Aujourd’hui, Stéphane Parisien est directeur général et secrétaire des Comtés unis de Prescott-Russell. Mais à l’époque, il était un élève du secondaire qui avait été lauréat du concours oratoire annuel du club Richelieu de Hawkesbury. Nous avions reproduit son discours dans Le Carillon, mais j’ai oublié de noter la date de parution. C’était sans doute au printemps de 1982. Le voici :
Lorsqu’on entend ces trois petits mots au début d’une phrase, on peut parler avec une certaine assurance que le reste de cette phrase va constituer une exagération de taille, soit dans le sens positif ou dans le sens négatif. Les jeunes d’aujourd’hui…
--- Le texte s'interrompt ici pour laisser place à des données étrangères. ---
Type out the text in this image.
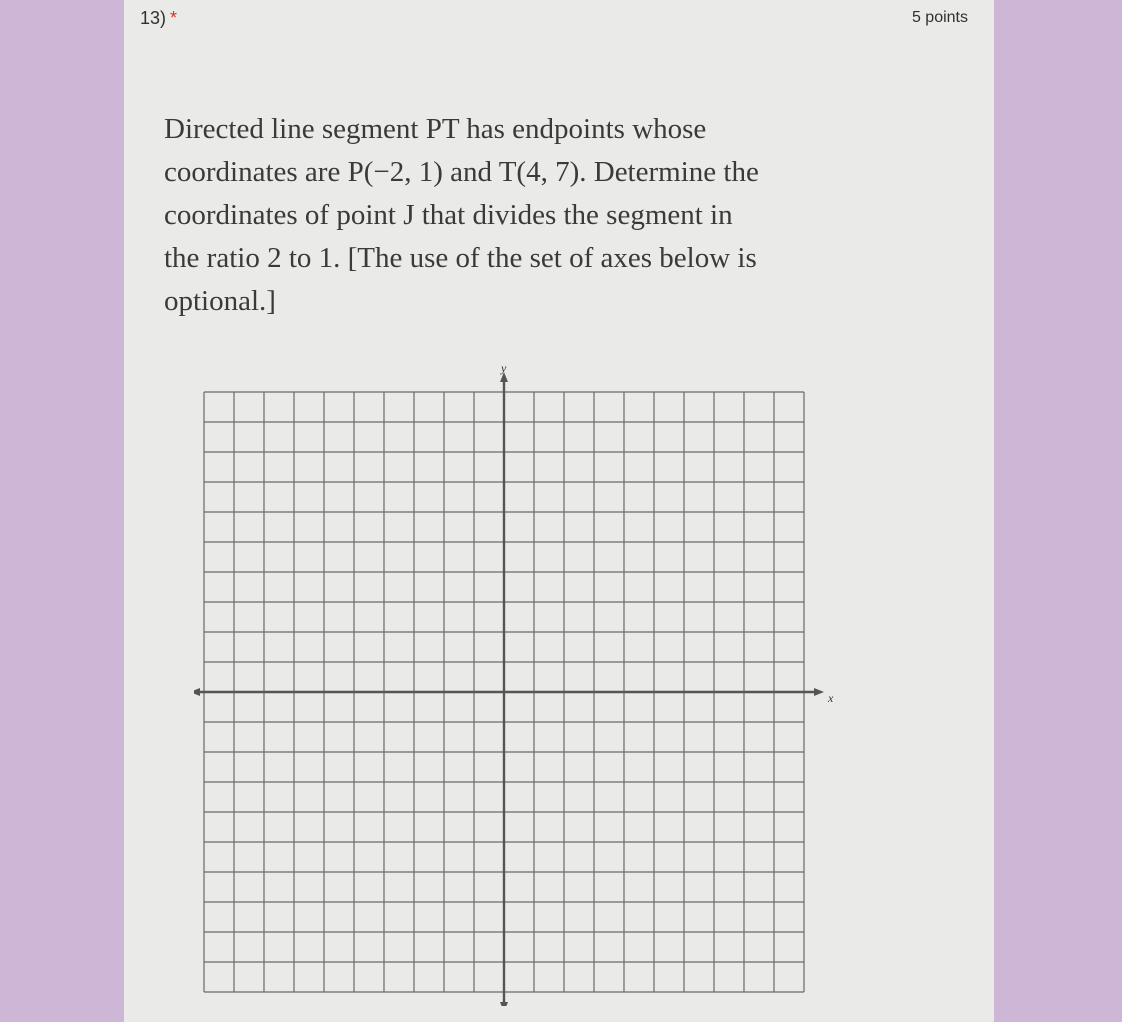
13) *	5 points

Directed line segment PT has endpoints whose

coordinates are P(−2, 1) and T(4, 7). Determine the

coordinates of point J that divides the segment in

the ratio 2 to 1. [The use of the set of axes below is

optional.]

x
y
M. le président, membres du jury,
membres du club Richelieu, chers invités
Les jeunes d’aujourd’hui n’ont pas le sens des responsabilités… Les jeunes d’aujourd’hui ne savent pas ce qu’ils veulent, ils ne veulent pas travailler… ils ne savent même pas travailler. Bien sûr, il y a des exceptions à la règle, mais reste qu’ils ne savent pas écrire le français, ils sont toujours en jeans… Bref, on a plus les jeunes qu’on avait.
Mais « non » diront d’autres; les jeunes d’aujourd’hui s’expriment mieux que leurs parents, ils sont plus vrais que leurs aînés, ils sont plus débrouillards, ils sont moins matérialistes, en somme, les jeunes d’aujourd’hui sont des « idéalistes ».
D’ailleurs, comme chacun le sait, il n’y a pas plus d’enfants même si de plus en plus de gens vont à l’école jusqu’à l’âge de trente ans. Les vingt-cinq ans de Pierrot, les trente ans de nos universitaires doutes et doctorats, le p’tit Latrimouille qui est devenu grand, pendant que Bobino et Bobinette n’ont pas changé depuis quinze ans. OÙ commence et OÙ finit cette jeunesse dont on dit tant de mal, dont on dit tant de bien?
D’ailleurs, pourquoi tant de gens s’acharnent-ils à rester jeunes? Au point où on a défini les quarante ans comme la fleur de l’âge! À quel âge le fruit vient-il donc? Il est curieux, certes, d’entendre certaines personnes dire, du même souffle, qu’ils ont le cœur jeune et que les jeunes n’ont pas de cœur.
Les vieux accusent facilement les jeunes de manquer de jugement, mais les jeunes méprisent les vieux pour leurs préjugés. S’agirait-il d’un conflit de générations? Car il faut dire que les jeunes ont aussi une opinion des vieux. Les vieux sont pourris… ils ne comprennent rien, ils sont tous bourgeois et matérialistes, ils sont insupportables, ils ne pensent qu’à l’argent. Ma mère ne comprend rien et, mon père, il n’est pas « parlable ».
Il faut que jeunesse se passe et que vieillesse se tasse… Où bien encore : « C’était beau dans l’ancien temps! On avait le temps de vivre… »
C’est grâce aux vieux si on est ce qu’on est… D’ailleurs, comme chacun le sait, il n’y a plus de vieux, il y a un troisième âge, un quatrième âge et un âge d’or, même si de plus en plus de gens prennent leur retraite à vingt-cinq ans à travers un chèque de bien-être social ou d’assurance-chômage.
Quand commence-t-on à être vieux? Quand on perd ses cheveux, ses illusions, ou autre chose? Quand on acquiert la sécurité, la tranquillité et le confort? À travers tous ces préjugés, toutes ces incompréhensions, se manifeste beaucoup moins de fantaisie que de travers. C’est l’envie qui pousse les adultes et gens d’âges mûrs à accuser les jeunes. C’est l’impuissance qui amène les jeunes à méprises les adultes. Il ne reste pas moins que grands-parents et petits-enfants s’entendent souvent mieux que parents et enfants. C’est une fantaisie qu’on retrouve presque dans chaque famille. Les parents, les gens de quarante ans et cinquante ans seraient-ils les seuls vrais vieux? Ils seraient donc les seuls jeunes et les jeunes seraient au fond aussi vieux que les vieux avec qui ils s’entendent bien! Si la vieillesse est un retour à l’enfance, le retour « d’âge » retourne vers quoi au juste? La morale de l’histoire ; c’est en vieillissant qu’on comprend les jeunes! C’est en restant jeune qu’on aime les vieux!